In de Europese Unie zijn het voorbije jaar 19.800 mensen bij verkeersongevallen om het leven gekomen. Dat betekende een stijging met 5 procent tegenover het jaar voordien, maar nog wel een daling met 13 procent tegenover drie jaar geleden, voor de uitbraak van de coronacrisis. Dat blijkt uit voorlopige cijfers die door de Europese Commissie werden gepubliceerd.
De Europese Unie streeft ernaar om het aantal overlijdens bij verkeersongevallen tegen het einde van dit decennium minstens te halveren. Tijdens het voorbije decennium was er sprake van een daling met 36 procent.
Specifieke patronen
In het rapport wordt er wel op dat de cijfers een sterke invloed vertonen van de specifieke verkeerspatronen die tijdens de pandemie in elke lidstaat van de Europese Unie werden opgetekend. Gemiddeld kwamen er in de Europese Unie vorig jaar per miljoen inwoners vierenveertig mensen bij een verkeersongeval om het leven.
De veiligste verkeersomstandigheden werden gevonden in Zweden, waar achttien doden werden geregistreerd. Roemenië bleek met drieënnegentig slachtoffers daarentegen de gevaarlijkste wegen van de Europese Unie te hebben.
Uit de studie blijkt dat in negen lidstaten van de Europese Unie – Denemarken, Duitsland, Ierland, Cyprus, Litouwen, Malta, Polen, Portugal en Zweden – het voorbije jaar het aantal overlijdens in het verkeer tot het laagste niveau in de historische statistieken is gedaald.

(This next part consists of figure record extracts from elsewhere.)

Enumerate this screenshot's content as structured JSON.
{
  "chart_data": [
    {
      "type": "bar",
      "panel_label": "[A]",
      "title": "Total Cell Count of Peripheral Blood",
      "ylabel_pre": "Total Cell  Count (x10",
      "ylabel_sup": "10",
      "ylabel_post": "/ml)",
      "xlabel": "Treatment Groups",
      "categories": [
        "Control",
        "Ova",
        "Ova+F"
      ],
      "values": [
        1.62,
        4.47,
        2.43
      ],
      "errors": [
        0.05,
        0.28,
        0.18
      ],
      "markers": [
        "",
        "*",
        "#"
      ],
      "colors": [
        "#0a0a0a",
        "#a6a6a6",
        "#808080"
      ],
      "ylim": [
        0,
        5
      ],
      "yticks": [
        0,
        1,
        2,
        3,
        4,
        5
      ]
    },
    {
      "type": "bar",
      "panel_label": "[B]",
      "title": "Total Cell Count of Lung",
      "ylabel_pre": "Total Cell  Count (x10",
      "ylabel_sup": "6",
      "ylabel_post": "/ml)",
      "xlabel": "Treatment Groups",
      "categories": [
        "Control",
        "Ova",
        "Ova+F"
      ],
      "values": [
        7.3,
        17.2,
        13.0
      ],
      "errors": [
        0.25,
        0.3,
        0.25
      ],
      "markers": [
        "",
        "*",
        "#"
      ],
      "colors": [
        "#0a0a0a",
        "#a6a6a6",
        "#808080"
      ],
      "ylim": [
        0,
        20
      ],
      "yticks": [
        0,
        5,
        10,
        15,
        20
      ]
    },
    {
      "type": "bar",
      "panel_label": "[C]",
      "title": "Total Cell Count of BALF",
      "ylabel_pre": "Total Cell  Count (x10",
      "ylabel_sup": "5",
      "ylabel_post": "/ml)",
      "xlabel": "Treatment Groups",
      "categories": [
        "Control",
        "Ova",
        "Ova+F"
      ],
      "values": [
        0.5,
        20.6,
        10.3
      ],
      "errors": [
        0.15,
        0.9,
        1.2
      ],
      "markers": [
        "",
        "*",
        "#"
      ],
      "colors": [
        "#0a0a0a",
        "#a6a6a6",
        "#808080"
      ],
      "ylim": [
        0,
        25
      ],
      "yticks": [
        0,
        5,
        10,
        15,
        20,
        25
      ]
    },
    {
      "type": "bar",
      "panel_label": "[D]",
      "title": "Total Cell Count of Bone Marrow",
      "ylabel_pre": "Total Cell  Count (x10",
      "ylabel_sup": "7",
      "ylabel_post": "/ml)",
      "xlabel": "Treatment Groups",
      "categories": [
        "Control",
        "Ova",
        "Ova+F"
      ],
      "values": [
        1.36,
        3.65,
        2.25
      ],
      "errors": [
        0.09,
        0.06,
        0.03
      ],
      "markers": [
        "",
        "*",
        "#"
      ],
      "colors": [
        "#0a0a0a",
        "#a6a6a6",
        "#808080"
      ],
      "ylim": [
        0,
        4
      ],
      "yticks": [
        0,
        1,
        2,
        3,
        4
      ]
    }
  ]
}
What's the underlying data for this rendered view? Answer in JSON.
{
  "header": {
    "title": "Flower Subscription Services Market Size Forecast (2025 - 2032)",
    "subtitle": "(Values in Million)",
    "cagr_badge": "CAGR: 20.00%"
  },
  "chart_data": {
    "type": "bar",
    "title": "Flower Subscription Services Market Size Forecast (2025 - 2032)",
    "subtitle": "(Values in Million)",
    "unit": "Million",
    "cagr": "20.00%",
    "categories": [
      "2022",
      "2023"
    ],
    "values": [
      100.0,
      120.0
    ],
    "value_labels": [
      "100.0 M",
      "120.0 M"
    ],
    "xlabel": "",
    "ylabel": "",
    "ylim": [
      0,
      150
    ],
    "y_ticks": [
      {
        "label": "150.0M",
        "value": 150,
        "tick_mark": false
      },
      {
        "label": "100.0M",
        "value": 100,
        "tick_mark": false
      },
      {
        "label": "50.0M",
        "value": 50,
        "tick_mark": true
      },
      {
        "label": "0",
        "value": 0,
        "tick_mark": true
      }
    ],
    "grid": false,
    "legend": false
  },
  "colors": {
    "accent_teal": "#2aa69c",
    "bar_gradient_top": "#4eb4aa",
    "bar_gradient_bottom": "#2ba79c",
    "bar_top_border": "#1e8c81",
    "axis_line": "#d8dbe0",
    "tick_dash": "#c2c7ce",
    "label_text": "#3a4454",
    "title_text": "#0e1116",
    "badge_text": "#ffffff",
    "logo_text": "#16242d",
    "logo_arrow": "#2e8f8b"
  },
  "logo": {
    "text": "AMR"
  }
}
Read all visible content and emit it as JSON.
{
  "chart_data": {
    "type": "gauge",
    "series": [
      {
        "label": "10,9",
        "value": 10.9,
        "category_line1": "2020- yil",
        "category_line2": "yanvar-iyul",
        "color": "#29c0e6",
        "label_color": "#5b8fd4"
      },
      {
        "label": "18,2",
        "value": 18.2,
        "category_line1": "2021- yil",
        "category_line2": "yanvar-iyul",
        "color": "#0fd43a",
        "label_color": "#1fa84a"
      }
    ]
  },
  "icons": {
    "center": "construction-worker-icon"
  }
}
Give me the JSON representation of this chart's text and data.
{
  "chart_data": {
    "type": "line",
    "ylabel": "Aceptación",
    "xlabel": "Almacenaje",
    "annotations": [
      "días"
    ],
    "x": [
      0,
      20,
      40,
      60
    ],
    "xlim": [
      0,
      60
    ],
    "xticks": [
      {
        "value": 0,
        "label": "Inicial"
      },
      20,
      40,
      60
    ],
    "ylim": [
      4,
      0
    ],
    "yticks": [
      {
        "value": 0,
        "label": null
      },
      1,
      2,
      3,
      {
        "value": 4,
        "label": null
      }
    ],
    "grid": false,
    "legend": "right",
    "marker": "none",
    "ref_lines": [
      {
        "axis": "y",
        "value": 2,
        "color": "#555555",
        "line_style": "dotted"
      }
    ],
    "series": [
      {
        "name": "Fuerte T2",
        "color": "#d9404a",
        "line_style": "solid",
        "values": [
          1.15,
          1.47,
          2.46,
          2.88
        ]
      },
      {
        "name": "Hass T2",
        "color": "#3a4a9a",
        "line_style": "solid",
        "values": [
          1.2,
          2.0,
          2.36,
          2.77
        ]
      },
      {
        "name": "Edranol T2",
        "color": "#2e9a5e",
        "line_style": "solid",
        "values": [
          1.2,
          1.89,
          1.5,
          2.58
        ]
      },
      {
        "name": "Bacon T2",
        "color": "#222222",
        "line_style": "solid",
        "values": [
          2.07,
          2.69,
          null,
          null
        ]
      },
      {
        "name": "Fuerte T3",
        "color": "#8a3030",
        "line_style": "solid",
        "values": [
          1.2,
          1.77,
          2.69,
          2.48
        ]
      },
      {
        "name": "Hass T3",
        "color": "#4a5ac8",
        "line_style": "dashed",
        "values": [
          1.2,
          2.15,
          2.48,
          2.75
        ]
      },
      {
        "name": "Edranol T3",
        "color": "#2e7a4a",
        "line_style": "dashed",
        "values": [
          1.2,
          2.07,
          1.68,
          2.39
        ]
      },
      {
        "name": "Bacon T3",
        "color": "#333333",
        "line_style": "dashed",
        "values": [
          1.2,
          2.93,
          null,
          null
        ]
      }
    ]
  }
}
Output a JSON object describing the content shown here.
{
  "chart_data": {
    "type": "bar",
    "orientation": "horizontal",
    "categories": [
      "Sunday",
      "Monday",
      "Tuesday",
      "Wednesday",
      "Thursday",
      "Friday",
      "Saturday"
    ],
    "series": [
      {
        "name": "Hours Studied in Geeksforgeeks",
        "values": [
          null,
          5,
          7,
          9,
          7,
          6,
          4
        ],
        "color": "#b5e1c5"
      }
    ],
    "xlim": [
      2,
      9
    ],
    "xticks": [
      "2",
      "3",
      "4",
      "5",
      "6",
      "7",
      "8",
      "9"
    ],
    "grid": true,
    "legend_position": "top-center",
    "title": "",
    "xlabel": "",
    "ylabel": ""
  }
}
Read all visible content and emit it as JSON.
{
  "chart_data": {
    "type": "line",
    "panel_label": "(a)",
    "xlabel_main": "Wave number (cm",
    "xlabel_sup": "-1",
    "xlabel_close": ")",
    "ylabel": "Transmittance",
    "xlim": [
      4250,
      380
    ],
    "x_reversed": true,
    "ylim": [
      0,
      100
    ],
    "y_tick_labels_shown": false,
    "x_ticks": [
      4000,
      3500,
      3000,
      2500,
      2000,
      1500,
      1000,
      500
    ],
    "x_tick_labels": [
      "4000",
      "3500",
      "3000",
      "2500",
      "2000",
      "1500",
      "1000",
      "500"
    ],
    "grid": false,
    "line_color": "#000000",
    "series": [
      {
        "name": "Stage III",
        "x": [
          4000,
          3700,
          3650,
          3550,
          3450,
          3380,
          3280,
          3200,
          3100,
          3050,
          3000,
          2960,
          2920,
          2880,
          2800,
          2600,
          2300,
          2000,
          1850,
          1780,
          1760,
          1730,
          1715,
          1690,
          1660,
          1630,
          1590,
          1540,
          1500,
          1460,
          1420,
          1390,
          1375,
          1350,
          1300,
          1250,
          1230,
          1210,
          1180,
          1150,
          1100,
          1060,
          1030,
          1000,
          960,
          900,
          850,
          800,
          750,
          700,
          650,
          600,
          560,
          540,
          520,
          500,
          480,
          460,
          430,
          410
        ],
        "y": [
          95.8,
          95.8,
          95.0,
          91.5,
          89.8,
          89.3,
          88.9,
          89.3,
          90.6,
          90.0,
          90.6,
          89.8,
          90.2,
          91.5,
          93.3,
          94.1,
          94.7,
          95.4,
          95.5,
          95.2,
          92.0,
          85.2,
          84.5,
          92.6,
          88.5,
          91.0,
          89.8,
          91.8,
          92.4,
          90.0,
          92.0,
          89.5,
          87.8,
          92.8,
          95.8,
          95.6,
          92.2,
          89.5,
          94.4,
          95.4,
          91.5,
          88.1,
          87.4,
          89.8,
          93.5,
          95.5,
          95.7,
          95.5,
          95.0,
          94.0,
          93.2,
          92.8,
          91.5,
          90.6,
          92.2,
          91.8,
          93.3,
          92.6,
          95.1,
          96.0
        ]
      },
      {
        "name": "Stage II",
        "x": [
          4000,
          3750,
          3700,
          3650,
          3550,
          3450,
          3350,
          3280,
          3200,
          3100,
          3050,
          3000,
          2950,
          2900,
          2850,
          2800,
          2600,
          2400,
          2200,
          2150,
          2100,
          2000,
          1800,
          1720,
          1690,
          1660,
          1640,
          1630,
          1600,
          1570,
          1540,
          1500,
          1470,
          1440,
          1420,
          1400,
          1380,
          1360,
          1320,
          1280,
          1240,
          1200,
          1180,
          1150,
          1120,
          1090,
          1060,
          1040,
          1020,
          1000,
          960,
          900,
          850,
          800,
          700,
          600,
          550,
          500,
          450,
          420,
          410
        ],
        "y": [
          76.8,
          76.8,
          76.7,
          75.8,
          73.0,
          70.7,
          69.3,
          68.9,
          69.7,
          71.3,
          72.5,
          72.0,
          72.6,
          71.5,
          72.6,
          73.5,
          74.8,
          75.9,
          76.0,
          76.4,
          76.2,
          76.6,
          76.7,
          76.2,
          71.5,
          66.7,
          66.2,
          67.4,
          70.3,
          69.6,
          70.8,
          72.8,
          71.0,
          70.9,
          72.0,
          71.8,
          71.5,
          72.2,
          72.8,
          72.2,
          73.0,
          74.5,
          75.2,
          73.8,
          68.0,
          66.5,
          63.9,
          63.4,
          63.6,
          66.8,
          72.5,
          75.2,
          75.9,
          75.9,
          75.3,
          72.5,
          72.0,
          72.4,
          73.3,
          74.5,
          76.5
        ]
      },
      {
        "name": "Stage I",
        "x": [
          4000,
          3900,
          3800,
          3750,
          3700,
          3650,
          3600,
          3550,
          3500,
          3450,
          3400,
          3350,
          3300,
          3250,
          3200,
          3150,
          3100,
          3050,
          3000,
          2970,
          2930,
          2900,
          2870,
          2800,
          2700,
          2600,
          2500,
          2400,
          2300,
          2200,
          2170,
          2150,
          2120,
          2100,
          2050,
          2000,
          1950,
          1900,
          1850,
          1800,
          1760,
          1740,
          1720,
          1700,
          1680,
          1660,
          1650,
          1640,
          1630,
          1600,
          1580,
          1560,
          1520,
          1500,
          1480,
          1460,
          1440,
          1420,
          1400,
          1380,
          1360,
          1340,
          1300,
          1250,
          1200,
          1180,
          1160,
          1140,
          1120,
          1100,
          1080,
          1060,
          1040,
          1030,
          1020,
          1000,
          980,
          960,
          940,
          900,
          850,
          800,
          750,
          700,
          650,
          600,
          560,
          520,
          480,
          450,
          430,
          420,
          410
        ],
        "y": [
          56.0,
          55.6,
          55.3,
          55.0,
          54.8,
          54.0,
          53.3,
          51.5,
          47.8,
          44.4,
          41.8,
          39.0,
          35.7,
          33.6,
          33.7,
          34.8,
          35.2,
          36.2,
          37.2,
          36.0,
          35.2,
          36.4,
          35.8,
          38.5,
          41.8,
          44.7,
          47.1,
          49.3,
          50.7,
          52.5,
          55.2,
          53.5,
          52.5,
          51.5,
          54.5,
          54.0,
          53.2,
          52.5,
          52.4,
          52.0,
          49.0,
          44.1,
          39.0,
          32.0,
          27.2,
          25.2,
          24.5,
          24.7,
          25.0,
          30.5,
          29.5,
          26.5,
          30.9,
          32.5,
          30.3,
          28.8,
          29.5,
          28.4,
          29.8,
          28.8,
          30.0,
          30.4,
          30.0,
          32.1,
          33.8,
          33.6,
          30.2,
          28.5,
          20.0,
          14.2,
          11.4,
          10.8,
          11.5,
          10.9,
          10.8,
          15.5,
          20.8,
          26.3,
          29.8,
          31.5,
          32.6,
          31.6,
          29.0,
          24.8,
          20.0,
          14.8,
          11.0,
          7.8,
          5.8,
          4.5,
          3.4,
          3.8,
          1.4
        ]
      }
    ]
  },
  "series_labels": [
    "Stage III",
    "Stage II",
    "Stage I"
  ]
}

De grootste dalingen – met meer dan 20 procent – werden opgetekend in Denemarken, België, Portugal, Polen en Litouwen. In Letland, Slovenië en Finland werd daarentegen een stijging geregistreerd.
Kwetsbare weggebruikers
De cijfers tonen verder aan dat 52 procent van de verkeersdoden vielen bij ongevallen op landelijke wegen, tegenover 40 procent in een stedelijk gebied en 8 procent op snelwegen. Tevens bleek dat de groep verkeersdoden voor 43 procent bestond uit de inzittenden van auto’s, gevolgd door voetgangers (20 procent), gebruikers van gemotoriseerde tweewielers (18 procent) en fietsers (10 procent).
Daarbij wordt wel opgemerkt dat binnen de stedelijke gebieden een totaal ander patroon moet worden gemeld. Daar vallen 37 procent van de overlijdens bij de voetgangers, gevolgd door gemotoriseerde tweewielers (18 procent) en fietsers (14 procent). “Dit betekent dat kwetsbare verkeersdeelnemers in deze gebieden bijna 70 procent van alle slachtoffers vormen”, luidt het.
Tevens werd vastgesteld dat 77 procent van de verkeersdoden mannen waren. Daarnaast bleek dat vijfenzestigplussers 28 procent van de slachtoffers uitmaakten.
“Verhoudingsgewijs lopen personen tussen achttien en vierentwintig jaar echter een groter risico om bij een verkeersongeval om het leven te komen”, wordt er nog opgemerkt. “Deze leeftijdsgroep heeft in het totale aantal slachtoffers een aandeel van 12 procent, maar deze categorie vertegenwoordigt ook amper 7 procent van de totale bevolking van de Europese Unie.”